Recently, a large number of delay lines is used for timing adjustment and the like in a semiconductor device. For example, a double data rate (DDR) is known as a standard for connecting a central processing unit (controller) and an external memory (DIMM), and standards such as a DDR2, a DDR3, and a DDR4 have been developed in keeping with a higher speed of data transfer.
In the DDR standard, strict timing specifications have been defined for various electrical signals exchanged with a memory when reading data from a memory and writing data to a memory. In addition, a variance within a certain range is assumed in a timing in which a signal is received from the memory. In a semiconductor device that operates in accordance with the DDR standard, a large number of delay lines are used in a memory controller in order to finely adjust a timing of an electrical signal.
In the delay line, a large number of buffer circuits (delay elements), each of which causing a minute delay, are provided so as to be connected in series, such that a desired delay amount is obtained by adjusting the number of buffer circuits connected (passed through). A delay amount of one delay element corresponds to a resolving power to set delay for a delay line. In order to set a delay amount with a high degree of accuracy, a delay amount for each of the delay elements is set to a small value. To obtain a large maximum delay amount, the number of connected delay elements is increased. Thus, a high accuracy delay line with a large maximum delay amount involves a complex circuit and an increased circuit scale.
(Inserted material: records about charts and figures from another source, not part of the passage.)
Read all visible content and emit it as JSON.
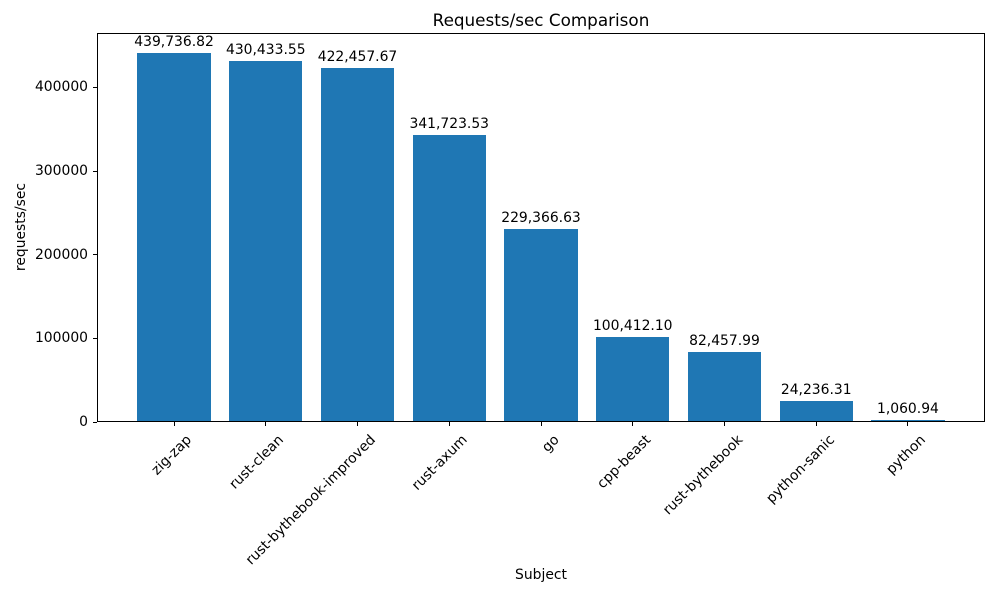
{
  "chart_data": {
    "type": "bar",
    "title": "Requests/sec Comparison",
    "xlabel": "Subject",
    "ylabel": "requests/sec",
    "categories": [
      "zig-zap",
      "rust-clean",
      "rust-bythebook-improved",
      "rust-axum",
      "go",
      "cpp-beast",
      "rust-bythebook",
      "python-sanic",
      "python"
    ],
    "values": [
      439736.82,
      430433.55,
      422457.67,
      341723.53,
      229366.63,
      100412.1,
      82457.99,
      24236.31,
      1060.94
    ],
    "value_labels": [
      "439,736.82",
      "430,433.55",
      "422,457.67",
      "341,723.53",
      "229,366.63",
      "100,412.10",
      "82,457.99",
      "24,236.31",
      "1,060.94"
    ],
    "yticks": [
      0,
      100000,
      200000,
      300000,
      400000
    ],
    "ytick_labels": [
      "0",
      "100000",
      "200000",
      "300000",
      "400000"
    ],
    "ylim": [
      0,
      465000
    ],
    "bar_color": "#1f77b4",
    "grid": false,
    "legend_position": "none",
    "xtick_rotation_deg": 45
  }
}
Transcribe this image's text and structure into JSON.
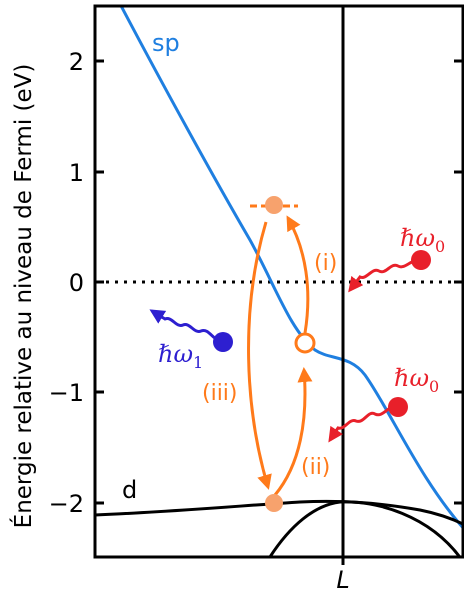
{
  "chart_data": {
    "type": "line",
    "title": "",
    "xlabel_symbol": "L",
    "ylabel": "Énergie relative au niveau de Fermi (eV)",
    "ylim": [
      -2.5,
      2.5
    ],
    "yticks": [
      {
        "value": 2,
        "label": "2"
      },
      {
        "value": 1,
        "label": "1"
      },
      {
        "value": 0,
        "label": "0"
      },
      {
        "value": -1,
        "label": "−1"
      },
      {
        "value": -2,
        "label": "−2"
      }
    ],
    "fermi_level": 0,
    "band_labels": {
      "sp": "sp",
      "d": "d"
    },
    "process_labels": {
      "i": "(i)",
      "ii": "(ii)",
      "iii": "(iii)"
    },
    "photon_labels": {
      "pump_upper": {
        "hbar": "ℏ",
        "omega": "ω",
        "sub": "0"
      },
      "pump_lower": {
        "hbar": "ℏ",
        "omega": "ω",
        "sub": "0"
      },
      "emitted": {
        "hbar": "ℏ",
        "omega": "ω",
        "sub": "1"
      }
    },
    "colors": {
      "sp_band": "#1f7fe0",
      "d_band": "#000000",
      "process": "#ff7a1a",
      "state_fill": "#f7a26d",
      "pump_photon": "#e8202a",
      "emitted_photon": "#2d1fd0"
    },
    "states": [
      {
        "name": "upper-excited",
        "energy": 0.7
      },
      {
        "name": "hole-intermediate",
        "energy": -0.55
      },
      {
        "name": "d-band-state",
        "energy": -2.0
      }
    ]
  }
}
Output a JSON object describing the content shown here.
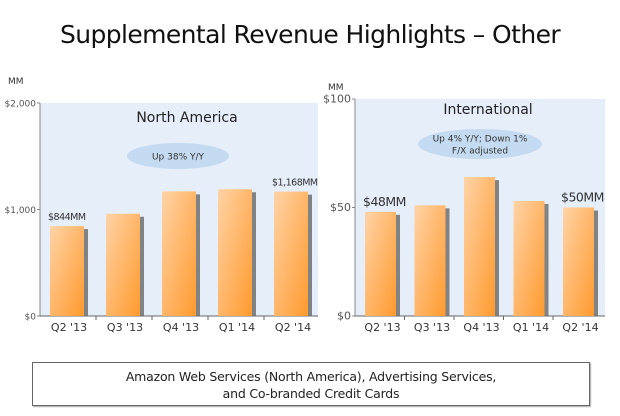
{
  "page": {
    "title": "Supplemental Revenue Highlights – Other",
    "footer_lines": [
      "Amazon Web Services (North America), Advertising Services,",
      "and Co-branded Credit Cards"
    ]
  },
  "colors": {
    "plot_bg": "#e6eefa",
    "bar_light": "#ffd3a6",
    "bar_dark": "#ff9a2e",
    "bar_shadow": "#6e6e6e",
    "callout": "#c4daf0"
  },
  "chart_data": [
    {
      "type": "bar",
      "title": "North America",
      "unit_label": "MM",
      "categories": [
        "Q2 '13",
        "Q3 '13",
        "Q4 '13",
        "Q1 '14",
        "Q2 '14"
      ],
      "values": [
        844,
        960,
        1170,
        1190,
        1168
      ],
      "ylim": [
        0,
        2000
      ],
      "yticks": [
        0,
        1000,
        2000
      ],
      "ytick_labels": [
        "$0",
        "$1,000",
        "$2,000"
      ],
      "data_labels": [
        {
          "index": 0,
          "text": "$844MM"
        },
        {
          "index": 4,
          "text": "$1,168MM"
        }
      ],
      "annotation": [
        "Up 38% Y/Y"
      ],
      "grid": false
    },
    {
      "type": "bar",
      "title": "International",
      "unit_label": "MM",
      "categories": [
        "Q2 '13",
        "Q3 '13",
        "Q4 '13",
        "Q1 '14",
        "Q2 '14"
      ],
      "values": [
        48,
        51,
        64,
        53,
        50
      ],
      "ylim": [
        0,
        100
      ],
      "yticks": [
        0,
        50,
        100
      ],
      "ytick_labels": [
        "$0",
        "$50",
        "$100"
      ],
      "data_labels": [
        {
          "index": 0,
          "text": "$48MM"
        },
        {
          "index": 4,
          "text": "$50MM"
        }
      ],
      "annotation": [
        "Up 4% Y/Y; Down 1%",
        "F/X adjusted"
      ],
      "grid": false
    }
  ]
}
The delay line is a circuit that outputs an input signal after delaying the signal for a certain amount of time. The delay line is thus a buffer (or inverter) logically. In an inspection for shipping, etc., not only a logical test of the delay line, but also a reasonableness test of a delay (accuracy of a delay amount per stage of a delay element) is called for.
A method using a scan circuit is known as a method for measuring a delay amount. However, a delay amount and setting resolution desired for a delay line are very small values compared to a clock cycle of a circuit, making it difficult to measure a delay in a delay line accurately.
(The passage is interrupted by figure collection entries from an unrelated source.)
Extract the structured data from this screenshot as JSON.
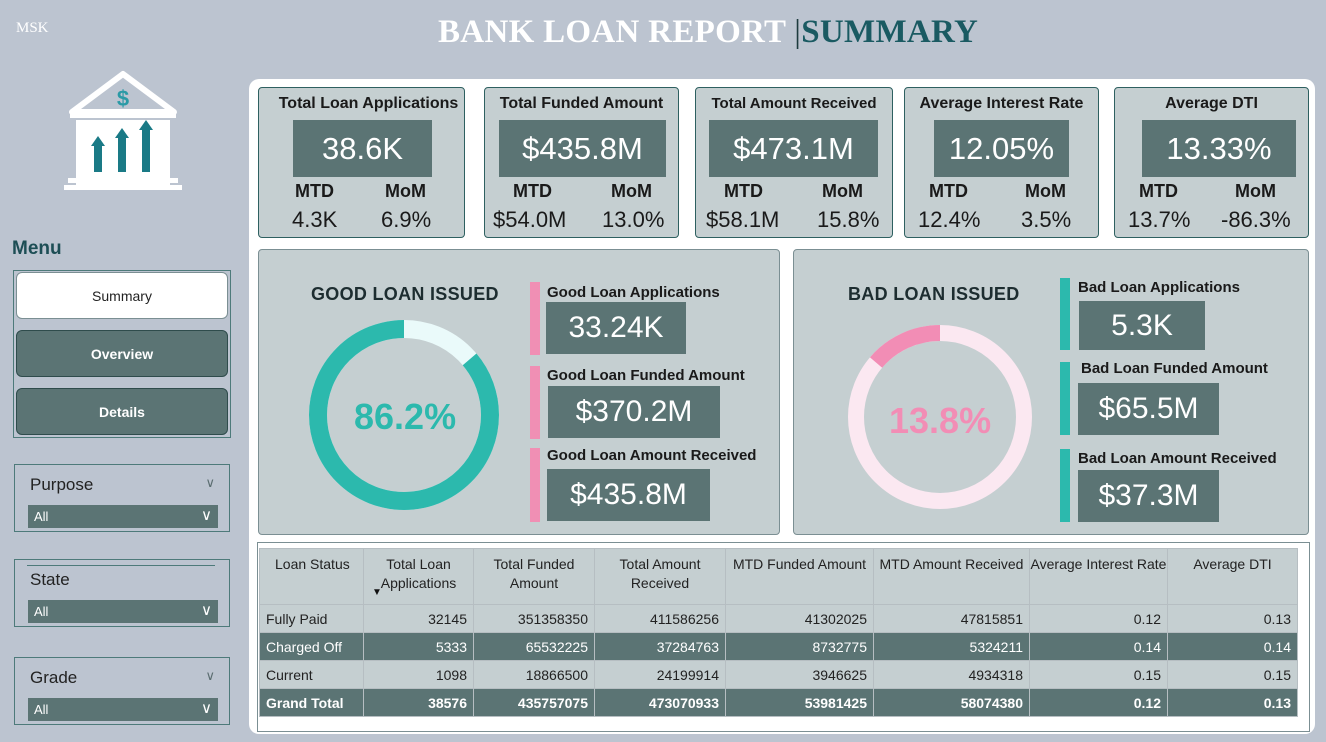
{
  "header": {
    "logo_text": "MSK",
    "title_part1": "BANK LOAN REPORT ",
    "title_sep": "|",
    "title_part2": "SUMMARY"
  },
  "sidebar": {
    "menu_label": "Menu",
    "nav": [
      {
        "label": "Summary",
        "active": true
      },
      {
        "label": "Overview",
        "active": false
      },
      {
        "label": "Details",
        "active": false
      }
    ],
    "filters": [
      {
        "title": "Purpose",
        "selected": "All"
      },
      {
        "title": "State",
        "selected": "All"
      },
      {
        "title": "Grade",
        "selected": "All"
      }
    ]
  },
  "kpis": [
    {
      "title": "Total Loan Applications",
      "value": "38.6K",
      "mtd_label": "MTD",
      "mom_label": "MoM",
      "mtd": "4.3K",
      "mom": "6.9%"
    },
    {
      "title": "Total Funded Amount",
      "value": "$435.8M",
      "mtd_label": "MTD",
      "mom_label": "MoM",
      "mtd": "$54.0M",
      "mom": "13.0%"
    },
    {
      "title": "Total Amount Received",
      "value": "$473.1M",
      "mtd_label": "MTD",
      "mom_label": "MoM",
      "mtd": "$58.1M",
      "mom": "15.8%"
    },
    {
      "title": "Average Interest Rate",
      "value": "12.05%",
      "mtd_label": "MTD",
      "mom_label": "MoM",
      "mtd": "12.4%",
      "mom": "3.5%"
    },
    {
      "title": "Average DTI",
      "value": "13.33%",
      "mtd_label": "MTD",
      "mom_label": "MoM",
      "mtd": "13.7%",
      "mom": "-86.3%"
    }
  ],
  "good_loan": {
    "title": "GOOD LOAN ISSUED",
    "percent_label": "86.2%",
    "percent": 86.2,
    "color": "#2cb9ad",
    "track_color": "#eafafa",
    "bar_color": "#f08fb4",
    "metrics": [
      {
        "label": "Good Loan Applications",
        "value": "33.24K"
      },
      {
        "label": "Good Loan Funded Amount",
        "value": "$370.2M"
      },
      {
        "label": "Good Loan Amount Received",
        "value": "$435.8M"
      }
    ]
  },
  "bad_loan": {
    "title": "BAD LOAN ISSUED",
    "percent_label": "13.8%",
    "percent": 13.8,
    "color": "#f28db5",
    "track_color": "#fbe8f1",
    "bar_color": "#2cb9ad",
    "metrics": [
      {
        "label": "Bad Loan Applications",
        "value": "5.3K"
      },
      {
        "label": "Bad Loan Funded Amount",
        "value": "$65.5M"
      },
      {
        "label": "Bad Loan Amount Received",
        "value": "$37.3M"
      }
    ]
  },
  "table": {
    "headers": [
      "Loan Status",
      "Total Loan Applications",
      "Total Funded Amount",
      "Total Amount Received",
      "MTD Funded Amount",
      "MTD Amount Received",
      "Average Interest Rate",
      "Average DTI"
    ],
    "rows": [
      {
        "cells": [
          "Fully Paid",
          "32145",
          "351358350",
          "411586256",
          "41302025",
          "47815851",
          "0.12",
          "0.13"
        ]
      },
      {
        "cells": [
          "Charged Off",
          "5333",
          "65532225",
          "37284763",
          "8732775",
          "5324211",
          "0.14",
          "0.14"
        ]
      },
      {
        "cells": [
          "Current",
          "1098",
          "18866500",
          "24199914",
          "3946625",
          "4934318",
          "0.15",
          "0.15"
        ]
      }
    ],
    "total": {
      "cells": [
        "Grand Total",
        "38576",
        "435757075",
        "473070933",
        "53981425",
        "58074380",
        "0.12",
        "0.13"
      ]
    }
  }
}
For the reasons described above, there is an issue of a failure being difficult to detect if bits adjacent to each other in a delay line delay setting signal are short-circuited. This is because it is difficult to detect a difference between delay setting signals next to each other, as the difference of the amount of delay to be set is still small. There are other types of failures in a delay line, and it is desirable that a delay is accurately measured in each case.
The followings are reference documents.
[Document 1] Japanese Laid-open Patent Publication No. 2000-285144,
[Document 2] Japanese Laid-open Patent Publication No. 2013-152249, and
[Document 3] Japanese Laid-open Patent Publication No. 2003-60489.